2016-10-21 19:19:35|Food

  With it being Friday, it seemed the ideal time for another 'Ching’s FakeAway.'  Thanks for this week’s suggestions for your favourite Chinese dishes to try at home.  I’ve chosen one of my favourites, Kung Po Chicken.  This is a classic dish from Sichuan.  I love this spicy-sweet dish, but can’t stand versions made with oyster sauce or cabbage.  In my view, it should be numbingly spicy, sweet and tangy.  This is my home-style western version - I hope you enjoy.     The recipe is from Ching’s Fast Food or please see below.    Have a great weekend!   Love, Ching x   Kung Po Chicken   Prep time: 10 minutes Cook: 10 minutes Serves: 2-4 to share   Ingredients   2 skinless chicken breasts or 4 thighs, cut into 1/2-inch slices Salt and ground white pepper 1 tablespoon potato flour or cornstarch 1 tablespoon groundnut oil 2 tablespoons Sichuan peppercorns 4 dried red chillies 1 tablespoon Shaohsing rice wine or dry sherry 1 red bell pepper, seeded and cut into chunks 2 spring onions chopped into 1-inch lengths Handful of dry-roasted cashews     Sauce: 100ml cold vegetable stock 1 tablespoon light soy sauce 1 tablespoon tomato ketchup 1 tablespoon Chinkiang black rice vinegar or balsamic vinegar 1 tablespoon hoisin sauce 1 teaspoon chili sauce 1 tablespoon cornflour   1. Place the chicken in a bowl and season with salt and pepper.
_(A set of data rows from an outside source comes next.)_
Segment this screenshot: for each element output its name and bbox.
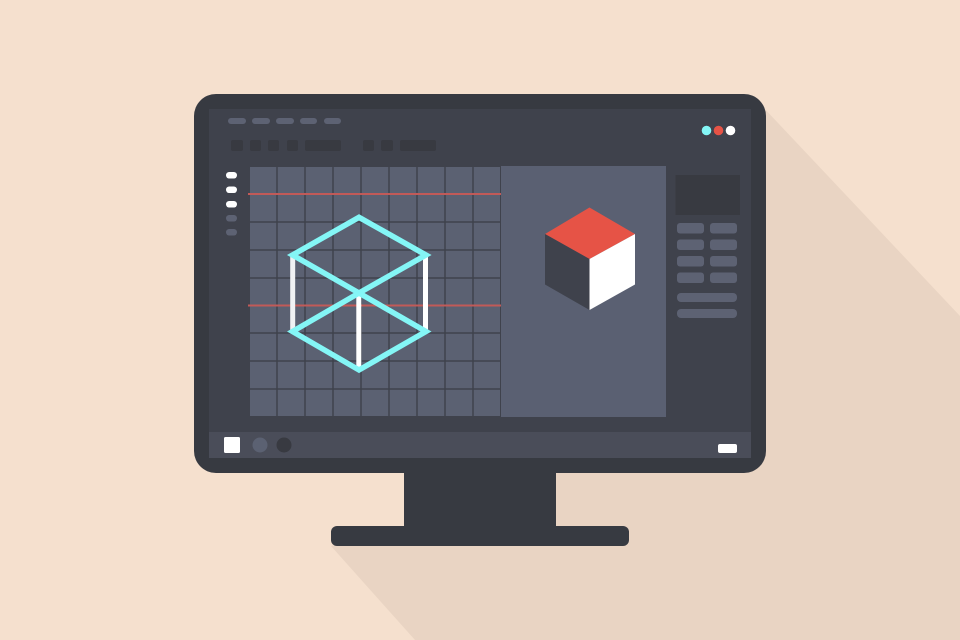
- properties buttons: [677, 223, 737, 318]
- toolbar buttons: [231, 140, 436, 151]
- monitor bezel: [194, 94, 766, 473]
- wireframe cube: [292, 217, 426, 370]
- properties thumbnail: [676, 175, 740, 215]
- menu pills: [228, 118, 341, 124]
- side tool pills: [226, 172, 237, 236]
- monitor stand: [331, 470, 629, 546]
- bottom status bar: [209, 432, 751, 458]
- window control dots: [702, 126, 735, 135]
- screen: [209, 109, 751, 458]
- preview panel: [501, 166, 666, 417]
- red guide lines: [248, 193, 501, 306]
- drawing grid: [250, 167, 500, 416]
- solid cube: [545, 208, 635, 310]
- long shadow: [331, 106, 960, 640]
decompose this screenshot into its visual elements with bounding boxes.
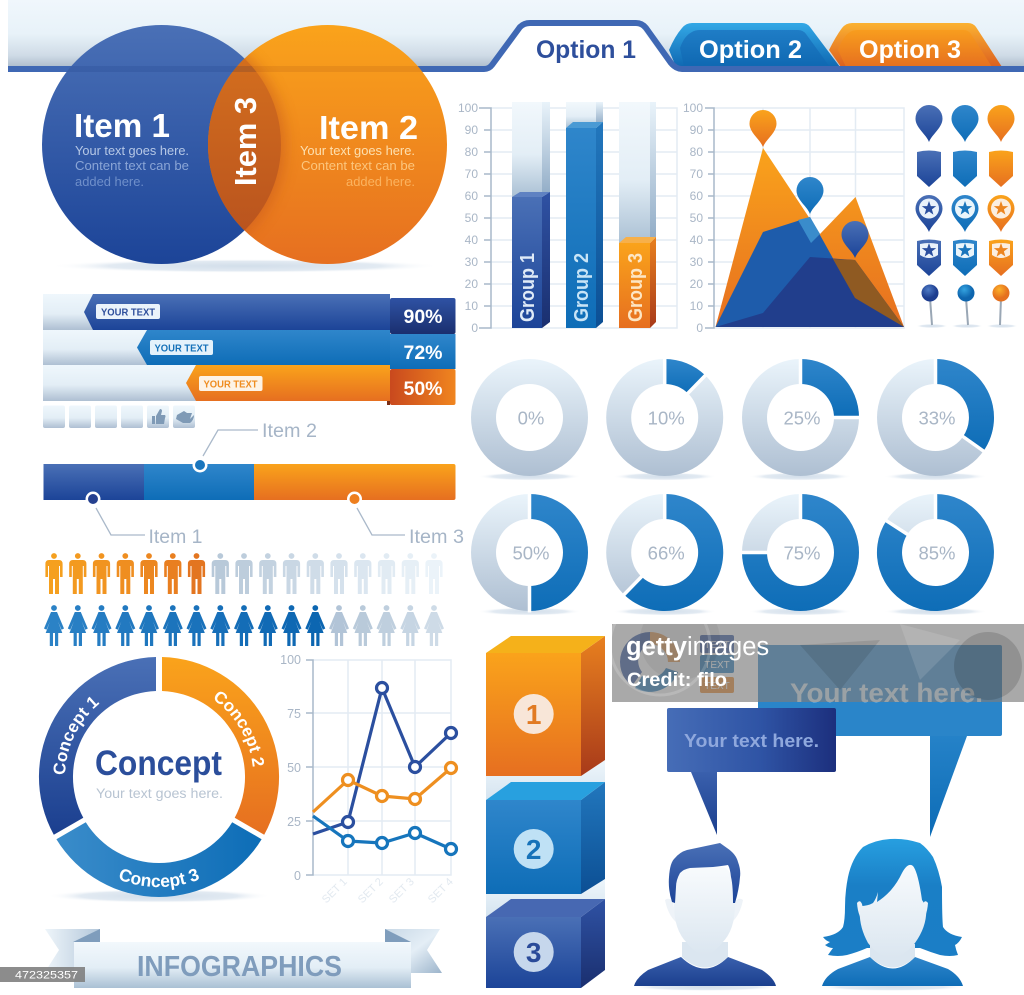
- donut: 10%: 10%: [648, 408, 685, 428]
- donut: 10%: [606, 358, 723, 480]
- speech bubble: right: Your text here.: [790, 678, 983, 708]
- pin: blue: [796, 177, 824, 214]
- line chart: 75: [287, 707, 301, 721]
- stock id tag: [0, 967, 85, 982]
- row: star pins: [916, 195, 1014, 232]
- donut: 75%: [740, 492, 859, 616]
- watermark band: [612, 624, 1024, 702]
- stock id tag: 472325357: [15, 970, 78, 982]
- area: dark navy: [716, 257, 904, 327]
- banner: INFOGRAPHICS: INFOGRAPHICS: [137, 951, 342, 983]
- line chart: SET 2: [356, 876, 386, 906]
- box 3: 3: [526, 937, 541, 968]
- panel: percent ribbons: [43, 294, 456, 405]
- panel: segment bar with callouts: [44, 421, 464, 548]
- row: star shields: [917, 240, 1013, 276]
- ribbon: 90%: 90%: [403, 306, 443, 328]
- line chart: 25: [287, 815, 301, 829]
- speech bubble: right: [758, 645, 1002, 837]
- series: blue: [313, 816, 456, 854]
- marker: Item 2: [192, 458, 208, 472]
- panel: area chart with pins: 40: [690, 233, 703, 247]
- series: orange: [313, 762, 456, 812]
- pin: orange: [750, 110, 776, 147]
- panel: area chart with pins: 70: [690, 167, 703, 181]
- panel: grouped 3D bar chart: 90: [465, 123, 478, 137]
- panel: grouped 3D bar chart: 60: [465, 189, 478, 203]
- segment: Concept 1: Concept 1: [54, 696, 100, 774]
- panel: area chart with pins: 80: [690, 145, 703, 159]
- area: orange: [716, 148, 904, 327]
- panel: grouped 3D bar chart: 0: [471, 321, 478, 335]
- bar: Group 1: [512, 102, 550, 328]
- ribbon: 50%: YOUR TEXT: [204, 378, 258, 390]
- panel: area chart with pins: [683, 101, 904, 335]
- donut: 66%: 66%: [648, 542, 685, 564]
- segment: Concept 2: [162, 657, 280, 835]
- small legend under watermark: TEXT: [704, 640, 730, 651]
- row: shields: [917, 150, 1013, 187]
- bar: Group 1: Group 1: [517, 253, 539, 322]
- label: Item 1: Your text goes here.: [75, 143, 189, 158]
- pictogram row: women: [44, 605, 444, 646]
- ribbon: 72%: [43, 330, 456, 369]
- pictogram row: men: [45, 553, 443, 594]
- area: blue: [716, 217, 904, 327]
- tab: Option 1: [8, 23, 1024, 72]
- donut: 85%: [877, 492, 994, 616]
- panel: grouped 3D bar chart: 20: [465, 277, 478, 291]
- label: Item 3: Item 3: [409, 527, 464, 548]
- watermark brand: gettyimages: [626, 633, 769, 661]
- label: Item 2: Content text can be: [301, 158, 415, 173]
- title: Concept: Concept: [95, 744, 222, 783]
- box 2: 2: [526, 834, 541, 865]
- donut: 66%: [606, 492, 723, 616]
- panel: grouped 3D bar chart: 10: [465, 299, 478, 313]
- pin: navy: [842, 221, 868, 258]
- label: Item 2: Item 2: [262, 421, 317, 442]
- label: Item 2: added here.: [346, 174, 415, 189]
- marker: Item 3: [347, 492, 362, 506]
- ribbon: 72%: 72%: [403, 342, 443, 364]
- ribbon: 90%: YOUR TEXT: [101, 306, 156, 318]
- bar: Group 3: [619, 102, 656, 328]
- label: Item 3: Item 3: [228, 97, 263, 186]
- marker: Item 1: [86, 492, 100, 506]
- line chart: SET 4: [426, 876, 456, 906]
- segment: Concept 1: [38, 657, 156, 835]
- box 2: [486, 782, 605, 894]
- tab: Option 3: [829, 23, 1002, 67]
- panel: area chart with pins: 90: [690, 123, 703, 137]
- panel: area chart with pins: 0: [696, 321, 703, 335]
- panel: area chart with pins: 100: [683, 101, 703, 115]
- bar: Group 2: Group 2: [571, 253, 593, 322]
- panel: grouped 3D bar chart: 30: [465, 255, 478, 269]
- segment: Concept 3: Concept 3: [120, 868, 199, 890]
- panel: grouped 3D bar chart: 40: [465, 233, 478, 247]
- ribbon: 50%: 50%: [403, 378, 443, 400]
- label: Item 1: [74, 107, 189, 189]
- row: plain pins: [916, 105, 1014, 142]
- small legend under watermark: [620, 632, 734, 693]
- avatar: man: [630, 843, 780, 991]
- donut: 50%: 50%: [512, 542, 550, 564]
- ribbon: 72%: YOUR TEXT: [154, 342, 209, 354]
- panel: area chart with pins: 10: [690, 299, 703, 313]
- small legend under watermark: TEXT: [704, 681, 730, 692]
- tab: Option 1: Option 1: [536, 36, 636, 64]
- panel: grouped 3D bar chart: 50: [465, 211, 478, 225]
- icon row: tiles with thumbs: [43, 406, 195, 428]
- ribbon: 50%: [43, 365, 456, 405]
- box 1: 1: [526, 699, 541, 730]
- panel: header band with tabs: [8, 0, 1024, 72]
- donut: 75%: 75%: [783, 542, 821, 564]
- donut: 33%: 33%: [918, 408, 956, 428]
- donut: 0%: [471, 359, 588, 480]
- label: Item 2: [300, 109, 418, 189]
- bar: Group 3: Group 3: [625, 253, 647, 322]
- panel: area chart with pins: 30: [690, 255, 703, 269]
- line chart: 0: [294, 869, 301, 883]
- label: Item 1: Content text can be: [75, 158, 189, 173]
- small legend under watermark: TEXT: [704, 660, 730, 671]
- box 3: [486, 899, 605, 988]
- speech bubble: left: [667, 708, 836, 835]
- line chart: SET 3: [387, 876, 417, 906]
- segment: Concept 2: Concept 2: [214, 692, 264, 767]
- panel: area chart with pins: 20: [690, 277, 703, 291]
- donut: 33%: [877, 358, 994, 480]
- donut: 25%: 25%: [783, 408, 821, 428]
- panel: concept ring: [38, 657, 280, 902]
- banner: INFOGRAPHICS: [45, 929, 442, 988]
- panel: grouped 3D bar chart: 100: [458, 101, 478, 115]
- label: Item 1: Item 1: [74, 107, 170, 144]
- panel: grouped 3D bar chart: 70: [465, 167, 478, 181]
- line chart: 100: [280, 653, 301, 667]
- avatar: woman: [817, 839, 967, 991]
- panel: stacked 3D boxes: [486, 636, 605, 988]
- tab: Option 2: Option 2: [699, 36, 802, 64]
- tab: Option 2: [669, 23, 840, 67]
- panel: grouped 3D bar chart: 80: [465, 145, 478, 159]
- label: Item 1: Item 1: [148, 527, 202, 548]
- donut: 50%: [471, 492, 588, 616]
- panel: map pins and badges: [916, 105, 1018, 328]
- line chart: [280, 653, 456, 906]
- label: Item 1: added here.: [75, 174, 144, 189]
- icon: thumbs down: [176, 411, 194, 423]
- panel: grouped 3D bar chart: [458, 101, 677, 335]
- line chart: SET 1: [320, 876, 350, 906]
- donut: 85%: 85%: [918, 542, 956, 564]
- ribbon: 90%: [43, 294, 456, 334]
- series: navy: [313, 682, 456, 834]
- watermark credit: Credit: filo: [627, 669, 727, 691]
- tab: Option 3: Option 3: [859, 36, 961, 64]
- icon: thumbs up: [152, 409, 166, 424]
- speech bubble: left: Your text here.: [684, 731, 819, 751]
- donut: 0%: 0%: [518, 408, 544, 428]
- segment: Concept 3: [56, 822, 262, 897]
- subtitle: Your text goes here.: [96, 786, 223, 801]
- label: Item 2: Your text goes here.: [300, 143, 415, 158]
- bar: Group 2: [566, 102, 603, 328]
- label: Item 2: Item 2: [319, 109, 418, 146]
- box 1: [486, 636, 605, 776]
- line chart: 50: [287, 761, 301, 775]
- row: push pins: [916, 284, 1018, 328]
- panel: area chart with pins: 50: [690, 211, 703, 225]
- panel: venn diagram: [40, 25, 450, 273]
- donut: 25%: [742, 358, 860, 480]
- panel: area chart with pins: 60: [690, 189, 703, 203]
Add the potato flour or cornflour and mix well to coat the chicken pieces.  Add all the ingredients for the sauce to another bowl and stir to combine.   2. Heat a wok over high heat until it starts to smoke and then add the groundnut oil. Add the Sichuan peppercorns and dried chillies and fry for a few seconds, then add the chicken pieces and stir-fry for 2 minutes. As the chicken begins to turn opaque, add the rice wine or dry sherry. Cook for an additional 2 minutes, then pour in the sauce.   3. Bring to the boil, add the red pepper and cook in the sauce with the chicken got another 2 minutes or until the the meat is cooked through and the sauce has thickened and become slightly sticky in consistency. Add the spring onions and cook for 1 minute. Toss in the cashews, then transfer to a serving plate and serve immediately.